A PDF method for multidimensional modeling of HCCI engine combustion: effects of turbulence/chemistry interactions on ignition timing and emissions

Abstract In the limit of homogeneous reactants and adiabatic combustion, ignition timing and pollutant emissions in homogeneous-charge compression-ignition (HCCI) engines would be solely governed by chemical kinetics. As one moves away from this idealization, turbulence and turbulence/chemistry interactions (TCI) play increasingly important roles. Here, the influence of TCI on autoignition and emissions of CO and unburned hydrocarbon (UHC) is examined using a three-dimensional time-dependent computational fluid dynamics (CFD) model that includes detailed chemical kinetics. TCI is accounted for using a transported probability density function (PDF) method: the joint PDF of 40 chemical species and mixture enthalpy is considered.
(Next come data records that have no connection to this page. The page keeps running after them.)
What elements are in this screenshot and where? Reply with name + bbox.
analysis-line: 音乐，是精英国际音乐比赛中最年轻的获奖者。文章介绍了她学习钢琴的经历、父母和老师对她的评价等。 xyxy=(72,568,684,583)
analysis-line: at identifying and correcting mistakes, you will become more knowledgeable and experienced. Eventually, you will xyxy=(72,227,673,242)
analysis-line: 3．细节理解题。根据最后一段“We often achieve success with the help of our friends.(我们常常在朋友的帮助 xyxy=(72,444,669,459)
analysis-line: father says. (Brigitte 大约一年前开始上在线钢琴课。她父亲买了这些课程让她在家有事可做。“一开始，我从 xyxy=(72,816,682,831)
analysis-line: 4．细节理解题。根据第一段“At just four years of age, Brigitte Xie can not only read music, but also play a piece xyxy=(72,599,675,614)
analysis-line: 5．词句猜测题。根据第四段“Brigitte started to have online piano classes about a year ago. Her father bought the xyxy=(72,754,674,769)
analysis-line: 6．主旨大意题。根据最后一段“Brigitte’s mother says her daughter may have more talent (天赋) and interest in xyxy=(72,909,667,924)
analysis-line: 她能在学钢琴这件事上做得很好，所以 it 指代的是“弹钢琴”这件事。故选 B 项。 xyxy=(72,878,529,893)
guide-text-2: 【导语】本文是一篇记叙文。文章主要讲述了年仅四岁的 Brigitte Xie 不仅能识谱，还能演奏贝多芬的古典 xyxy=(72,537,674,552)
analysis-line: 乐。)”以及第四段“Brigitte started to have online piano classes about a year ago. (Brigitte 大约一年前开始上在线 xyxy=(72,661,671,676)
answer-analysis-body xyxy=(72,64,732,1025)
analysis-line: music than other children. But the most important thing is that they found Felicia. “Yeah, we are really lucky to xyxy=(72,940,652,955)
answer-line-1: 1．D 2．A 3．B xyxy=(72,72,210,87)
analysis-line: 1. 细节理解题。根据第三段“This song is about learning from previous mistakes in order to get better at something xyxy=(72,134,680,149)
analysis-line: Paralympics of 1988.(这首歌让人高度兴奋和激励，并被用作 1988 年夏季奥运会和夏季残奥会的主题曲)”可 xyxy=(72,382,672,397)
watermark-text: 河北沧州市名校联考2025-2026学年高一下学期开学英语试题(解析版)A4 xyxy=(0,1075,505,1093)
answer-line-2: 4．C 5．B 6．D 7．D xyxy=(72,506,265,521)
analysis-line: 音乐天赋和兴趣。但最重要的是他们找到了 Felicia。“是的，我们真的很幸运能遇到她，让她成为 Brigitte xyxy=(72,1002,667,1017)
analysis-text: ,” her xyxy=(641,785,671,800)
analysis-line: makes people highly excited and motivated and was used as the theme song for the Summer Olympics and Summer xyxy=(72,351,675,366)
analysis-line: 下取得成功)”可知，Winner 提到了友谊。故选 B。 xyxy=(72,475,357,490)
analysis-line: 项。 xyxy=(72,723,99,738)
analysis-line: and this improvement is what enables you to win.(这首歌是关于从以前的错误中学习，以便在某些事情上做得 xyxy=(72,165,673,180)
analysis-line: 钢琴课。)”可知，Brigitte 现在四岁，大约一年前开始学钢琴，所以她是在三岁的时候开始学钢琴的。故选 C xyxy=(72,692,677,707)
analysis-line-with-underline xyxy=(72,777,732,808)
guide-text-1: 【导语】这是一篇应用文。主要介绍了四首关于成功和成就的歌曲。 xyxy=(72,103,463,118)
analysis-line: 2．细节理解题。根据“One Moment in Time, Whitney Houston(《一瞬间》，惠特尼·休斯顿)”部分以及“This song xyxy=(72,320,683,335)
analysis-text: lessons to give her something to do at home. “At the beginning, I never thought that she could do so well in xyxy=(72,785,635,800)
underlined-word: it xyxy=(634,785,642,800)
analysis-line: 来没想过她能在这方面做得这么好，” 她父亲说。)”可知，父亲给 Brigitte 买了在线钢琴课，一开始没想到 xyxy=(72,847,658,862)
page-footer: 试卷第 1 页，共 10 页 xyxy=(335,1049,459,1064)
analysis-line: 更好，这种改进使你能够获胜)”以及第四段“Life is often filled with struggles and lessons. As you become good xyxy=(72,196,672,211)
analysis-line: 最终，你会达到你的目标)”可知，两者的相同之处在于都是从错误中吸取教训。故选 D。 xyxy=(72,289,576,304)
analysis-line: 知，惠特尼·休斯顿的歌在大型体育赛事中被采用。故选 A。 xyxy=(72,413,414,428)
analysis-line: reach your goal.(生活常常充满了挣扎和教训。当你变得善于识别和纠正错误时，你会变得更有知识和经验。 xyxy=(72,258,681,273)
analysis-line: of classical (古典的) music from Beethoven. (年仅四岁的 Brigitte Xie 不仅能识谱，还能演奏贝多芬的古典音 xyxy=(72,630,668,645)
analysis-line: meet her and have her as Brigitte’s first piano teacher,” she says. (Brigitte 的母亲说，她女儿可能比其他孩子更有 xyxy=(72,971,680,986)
The modeled joint PDF equation is solved using a consistent hybrid particle/finite-volume method. Variations in global equivalence ratio, wall temperature, swirl level, degree of mixture inhomogeneity (premixed versus direct injection, and start-of-injection timing for direct-injection cases), and a top-ring-land crevice (TRLC) are investigated. For low-swirl nearly homogeneous conditions and no TRLC, TCI has little effect on ignition timing; however, even in that case the influence of TCI on emissions is not negligible. With increasing swirl, higher degrees of mixture inhomogeneity, and for cases that include a TRLC, TCI effects become increasingly important and result in significant changes in ignition timing and emissions. Unburned fuel is a non-negligible contribution to UHC for high swirl and in cases where a TRLC is considered. In addition to providing new insight into HCCI combustion processes, this work also demonstrates the feasibility of bringing transported PDF methods to bear in modeling a geometrically complex three-dimensional time-dependent turbulent combustion system.